As how to get greater predictive power in your test results, some tips:

  • Take big swings. Don’t test whispers. Greater effects mean greater significance.  That means package tests, not teasers or which color envelope or the like.  This also can mean testing thematically – stories versus stats, for example – across multiple communications
  • Repeat your test. We have a client with a list of 20K, which is still on the smaller side for getting significance.  A couple of times we’ve sent audience X package A and audience Y package B one month, then reversed in the next month: audience X gets B; audience Y gets A.  That way you get double the predictive power.  Even larger organizations can benefit from this tactic if you are testing with a smaller audience (e.g., what do our sustainers respond to).
  • Use other people’s results. If you are testing something that comes from the scientific literature or from a case study from another nonprofit, you have a somewhat lower burden of proof if your results line up with theirs.  Similarly, if you have results from testing in the previous section – Facebook ads, email, pre-test tool – you may be willing to accept a lower burden of proof because you already have evidence to support (like any good Bayesian, remember your priors!).

 What is most important to test?

One interesting aspect of the Pre-Test Tool is it not only tells you what wins, but what is more important.  For some organizations, it’s most important to get the voice of the message right; others have identity statements as the most vital.  You can see this dynamic at work with our testing with the DMA (now ANA) Nonprofit Federation.

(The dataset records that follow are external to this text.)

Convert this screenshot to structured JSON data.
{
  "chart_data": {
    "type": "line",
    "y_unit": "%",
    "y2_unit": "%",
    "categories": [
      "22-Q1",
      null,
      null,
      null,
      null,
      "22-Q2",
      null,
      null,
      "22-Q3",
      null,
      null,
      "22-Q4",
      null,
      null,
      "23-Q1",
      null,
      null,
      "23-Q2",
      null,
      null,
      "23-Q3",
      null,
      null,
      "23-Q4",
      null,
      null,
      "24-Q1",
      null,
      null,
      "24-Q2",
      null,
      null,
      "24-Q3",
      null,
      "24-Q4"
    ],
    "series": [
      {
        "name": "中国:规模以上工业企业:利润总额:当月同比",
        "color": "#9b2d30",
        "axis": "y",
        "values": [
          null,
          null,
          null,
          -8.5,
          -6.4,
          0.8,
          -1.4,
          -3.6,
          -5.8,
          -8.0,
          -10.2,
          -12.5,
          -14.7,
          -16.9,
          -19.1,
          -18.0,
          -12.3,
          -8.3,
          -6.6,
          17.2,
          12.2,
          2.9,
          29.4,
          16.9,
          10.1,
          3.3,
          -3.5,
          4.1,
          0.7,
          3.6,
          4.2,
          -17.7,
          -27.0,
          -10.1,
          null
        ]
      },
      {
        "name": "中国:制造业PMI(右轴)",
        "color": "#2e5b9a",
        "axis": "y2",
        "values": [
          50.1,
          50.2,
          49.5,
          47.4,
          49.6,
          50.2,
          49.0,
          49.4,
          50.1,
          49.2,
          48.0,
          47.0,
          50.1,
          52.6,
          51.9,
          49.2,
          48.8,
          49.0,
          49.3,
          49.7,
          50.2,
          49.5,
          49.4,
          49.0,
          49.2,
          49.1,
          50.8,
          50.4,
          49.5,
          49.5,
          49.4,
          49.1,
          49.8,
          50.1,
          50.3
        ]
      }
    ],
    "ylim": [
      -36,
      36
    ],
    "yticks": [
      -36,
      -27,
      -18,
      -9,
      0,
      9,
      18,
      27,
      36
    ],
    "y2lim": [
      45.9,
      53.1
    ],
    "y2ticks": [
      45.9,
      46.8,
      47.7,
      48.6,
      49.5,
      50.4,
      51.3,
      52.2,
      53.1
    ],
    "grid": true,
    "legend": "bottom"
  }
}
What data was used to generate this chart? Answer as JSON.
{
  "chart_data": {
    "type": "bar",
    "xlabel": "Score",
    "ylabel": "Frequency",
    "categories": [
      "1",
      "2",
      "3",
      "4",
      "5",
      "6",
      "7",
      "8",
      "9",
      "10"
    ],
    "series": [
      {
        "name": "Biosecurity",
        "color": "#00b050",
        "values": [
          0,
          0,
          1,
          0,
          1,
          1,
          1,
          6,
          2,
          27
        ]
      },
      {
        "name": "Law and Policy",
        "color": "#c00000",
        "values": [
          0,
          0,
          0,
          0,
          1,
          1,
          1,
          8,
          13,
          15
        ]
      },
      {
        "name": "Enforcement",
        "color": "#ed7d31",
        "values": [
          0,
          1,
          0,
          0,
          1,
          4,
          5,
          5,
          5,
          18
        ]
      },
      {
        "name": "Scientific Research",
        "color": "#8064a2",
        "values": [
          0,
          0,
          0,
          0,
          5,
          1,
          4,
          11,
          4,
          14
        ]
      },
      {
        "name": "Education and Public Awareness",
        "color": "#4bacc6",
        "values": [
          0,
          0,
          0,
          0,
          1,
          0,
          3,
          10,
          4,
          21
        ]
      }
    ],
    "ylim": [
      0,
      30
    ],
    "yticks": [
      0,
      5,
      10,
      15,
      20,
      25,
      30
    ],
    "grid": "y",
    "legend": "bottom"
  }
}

That said, you can see patterns across organizations.  Looking at a number of nonprofits’ results, the aspects of communications most important to get right are most often around:

  • Who the donor is (why we talk constantly about donor identity)
  • What the organization does
  • What your gift does and why give it

Simple, I know.  You probably already knew this.  But think about all of the testing around what isn’t here: tagline, imagery, trust indicators, brands and logos, who signs the communication, etc., etc.  These are all items that are less important on average, but often seem to use a disproportionate amount of time and money.

Finally, a question I wish we were asked more often: when is a normal A/B test not enough?

When it has ripple effects.  So often, we will declare a subject line a winner but forget to check if it suppressed click/donation rates (e.g., you can get a pretty good open rate with the subject line “Your IRS audit”, but probably not a lot of donations).

We will declare an acquisition strategy a win and forgot to check if the donors were worth a darn thereafter.  A premium package, for example, could have a lower cost-to-acquire, but lower lifetime value as well if people are giving to get the premium rather than out of altruism or personal connection.

We will declare more communications as better for fundraising because they win head-to-head and forgot to check if donors had better retention or full-year giving (knowing as we do that there are interactions among communications where some gifts aren’t generated but taken from the pieces around them).

It’s important to look at the second-order impacts of these items that have ripple effects, looking at our previous tests to see the longer term of what they’ve truly wrought.

Nick

P.S. If you want more testing info, we’d love to have you as a part of TNPA’s Test of the Month webinars!

2 responses to “Testing, Testing, A/B/C”

  1. Jay Love says:

    Excellent information Nick!

    Hopefully, every nonprofit will try to make some form of communication testing happen. Even just taking the time to think through a few tests will often help in the long run just like any form of metric focus…

  2. Cindy Courtier says:

    BRAVO!
    I hope those who read this will pay special attention to “When is normal A/B testing not enough?”
    Yes, the key is results…but ALL results, not just test scores.